Tug of War (Part 3, Chapter 24)

Part 3, Chapter 24

Tug of war, I remember doing this.  Tug of war: a battle between people of strength, endurance and strategy that ended in one team winning and another losing.  It was fun to watch it, but difficult to participate in it, and I never wanted to be on the losing team.  Now, I bring up this image because we are all familiar with it, but in this case I want us to think of it differently.

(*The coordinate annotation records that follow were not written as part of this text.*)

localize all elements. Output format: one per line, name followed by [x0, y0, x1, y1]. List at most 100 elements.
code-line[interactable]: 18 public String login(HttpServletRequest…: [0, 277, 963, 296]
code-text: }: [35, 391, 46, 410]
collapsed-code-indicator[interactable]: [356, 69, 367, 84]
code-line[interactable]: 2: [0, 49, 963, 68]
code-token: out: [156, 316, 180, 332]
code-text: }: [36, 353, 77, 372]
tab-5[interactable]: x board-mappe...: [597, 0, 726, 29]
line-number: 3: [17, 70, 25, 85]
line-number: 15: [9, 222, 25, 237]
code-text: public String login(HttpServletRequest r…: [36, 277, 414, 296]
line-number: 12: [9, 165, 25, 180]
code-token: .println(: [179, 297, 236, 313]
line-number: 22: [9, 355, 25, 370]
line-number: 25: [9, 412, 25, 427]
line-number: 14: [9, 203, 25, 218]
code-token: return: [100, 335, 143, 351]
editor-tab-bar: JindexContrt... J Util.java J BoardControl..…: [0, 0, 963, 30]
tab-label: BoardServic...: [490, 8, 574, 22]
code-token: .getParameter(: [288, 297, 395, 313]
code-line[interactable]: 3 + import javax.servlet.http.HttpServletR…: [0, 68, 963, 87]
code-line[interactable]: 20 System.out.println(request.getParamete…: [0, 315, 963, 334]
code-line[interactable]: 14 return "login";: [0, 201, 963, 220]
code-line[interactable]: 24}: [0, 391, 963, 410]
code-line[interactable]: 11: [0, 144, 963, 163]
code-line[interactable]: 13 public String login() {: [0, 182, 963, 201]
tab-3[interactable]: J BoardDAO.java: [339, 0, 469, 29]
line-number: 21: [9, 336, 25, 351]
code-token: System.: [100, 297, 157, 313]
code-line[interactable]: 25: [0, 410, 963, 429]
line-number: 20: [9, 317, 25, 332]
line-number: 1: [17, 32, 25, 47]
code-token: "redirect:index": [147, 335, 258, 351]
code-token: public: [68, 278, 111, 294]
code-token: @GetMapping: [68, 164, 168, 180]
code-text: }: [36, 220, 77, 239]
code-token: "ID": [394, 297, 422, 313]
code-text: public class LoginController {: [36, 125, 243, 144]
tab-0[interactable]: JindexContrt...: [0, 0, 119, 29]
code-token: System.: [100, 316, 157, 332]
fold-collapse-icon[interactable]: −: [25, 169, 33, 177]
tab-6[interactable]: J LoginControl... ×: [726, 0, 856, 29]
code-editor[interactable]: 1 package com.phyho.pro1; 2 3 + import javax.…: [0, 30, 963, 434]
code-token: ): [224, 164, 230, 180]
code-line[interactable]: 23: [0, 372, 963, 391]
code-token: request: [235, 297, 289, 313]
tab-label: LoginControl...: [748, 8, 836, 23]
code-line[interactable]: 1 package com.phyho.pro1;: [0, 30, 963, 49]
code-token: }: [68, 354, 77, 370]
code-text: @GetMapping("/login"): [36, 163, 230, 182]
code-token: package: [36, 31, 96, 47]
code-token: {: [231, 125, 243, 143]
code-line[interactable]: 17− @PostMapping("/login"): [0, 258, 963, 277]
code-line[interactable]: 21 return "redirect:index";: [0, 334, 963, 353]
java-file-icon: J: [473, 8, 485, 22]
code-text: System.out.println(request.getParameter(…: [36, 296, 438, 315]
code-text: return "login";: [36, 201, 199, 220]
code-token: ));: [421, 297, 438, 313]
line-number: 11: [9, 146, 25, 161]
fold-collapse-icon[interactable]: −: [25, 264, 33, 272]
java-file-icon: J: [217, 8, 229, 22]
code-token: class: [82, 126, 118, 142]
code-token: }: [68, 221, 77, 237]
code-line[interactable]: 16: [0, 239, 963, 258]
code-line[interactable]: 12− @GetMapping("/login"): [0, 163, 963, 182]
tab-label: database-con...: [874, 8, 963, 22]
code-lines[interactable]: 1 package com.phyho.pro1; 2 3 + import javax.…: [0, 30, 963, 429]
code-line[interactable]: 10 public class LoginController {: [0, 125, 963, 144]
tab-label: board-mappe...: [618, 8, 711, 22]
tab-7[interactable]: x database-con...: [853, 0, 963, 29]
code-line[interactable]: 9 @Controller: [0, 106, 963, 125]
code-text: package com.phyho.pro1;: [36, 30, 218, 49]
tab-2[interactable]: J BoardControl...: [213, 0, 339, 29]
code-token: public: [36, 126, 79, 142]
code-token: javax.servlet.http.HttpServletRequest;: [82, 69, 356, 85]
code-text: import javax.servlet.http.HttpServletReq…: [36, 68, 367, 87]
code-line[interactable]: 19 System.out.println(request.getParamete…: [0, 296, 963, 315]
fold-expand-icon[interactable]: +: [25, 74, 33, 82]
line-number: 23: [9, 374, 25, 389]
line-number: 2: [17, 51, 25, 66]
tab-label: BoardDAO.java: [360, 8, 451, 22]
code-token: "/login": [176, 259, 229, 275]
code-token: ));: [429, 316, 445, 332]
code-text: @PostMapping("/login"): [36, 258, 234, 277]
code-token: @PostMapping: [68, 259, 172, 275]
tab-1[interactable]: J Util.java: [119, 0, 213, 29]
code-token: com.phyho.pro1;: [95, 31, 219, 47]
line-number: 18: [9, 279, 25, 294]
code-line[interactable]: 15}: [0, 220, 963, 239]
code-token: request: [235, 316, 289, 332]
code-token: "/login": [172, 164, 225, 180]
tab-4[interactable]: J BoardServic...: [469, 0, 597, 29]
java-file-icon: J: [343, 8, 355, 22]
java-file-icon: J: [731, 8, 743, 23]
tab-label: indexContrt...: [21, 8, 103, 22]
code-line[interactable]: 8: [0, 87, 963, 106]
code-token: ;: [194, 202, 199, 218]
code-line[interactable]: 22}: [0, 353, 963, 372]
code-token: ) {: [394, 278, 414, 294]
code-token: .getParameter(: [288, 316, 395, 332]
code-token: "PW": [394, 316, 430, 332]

St. Francis De Sales talks about society and solitude.  Now, image that one of our tug of war teams is society and the other solitude.  There is a healthy tension between both.  We shouldn’t be pulled in one direction too much or the other.  Rather, we should be both in solitude and society, sometimes a little more and sometimes a little less, and yet the tension should remain on the rope.  “We are told to love one’s neighbor as one’s self.  In token that we love him, we must not avoid being with him, and the test of loving one’s self is to be happy when alone” (Introduction to the Devout Life, 121).  We can see the tension here of being alone with the Lord and being with people.  We need to do both.  Yes, we need to pray and be alone with God (much of this book talks about that), but we also need to be with people.  “Our own devout life will be materially helped by intercourse with other devout souls” (Introduction to the Devout Life, 122).  Both solitude and society can help us grow in the way of following the Lord. 

There are some pitfalls that should be avoided in both.  Most of us are not called to be hermits (alone with the Lord).  We are called to be men and women who pray.  There can be a danger though of staying in prayer and not dialoging with others as sometimes we are not being filled with the Lord; we are filled with something else; that is why we need society and a spiritual guide.  But there are problems with society too!  “Depreciating this person, slandering another, wounding a third, stimulating the folly of a fourth—all such things, however amusing, are foolish and impertinent” (Introduction to the Devout Life, 123).  In other words, there are some things in society that we should avoid and these are just some of them.  Silence and noise, solitude and society are needed; we should keep a healthy tension in living these out.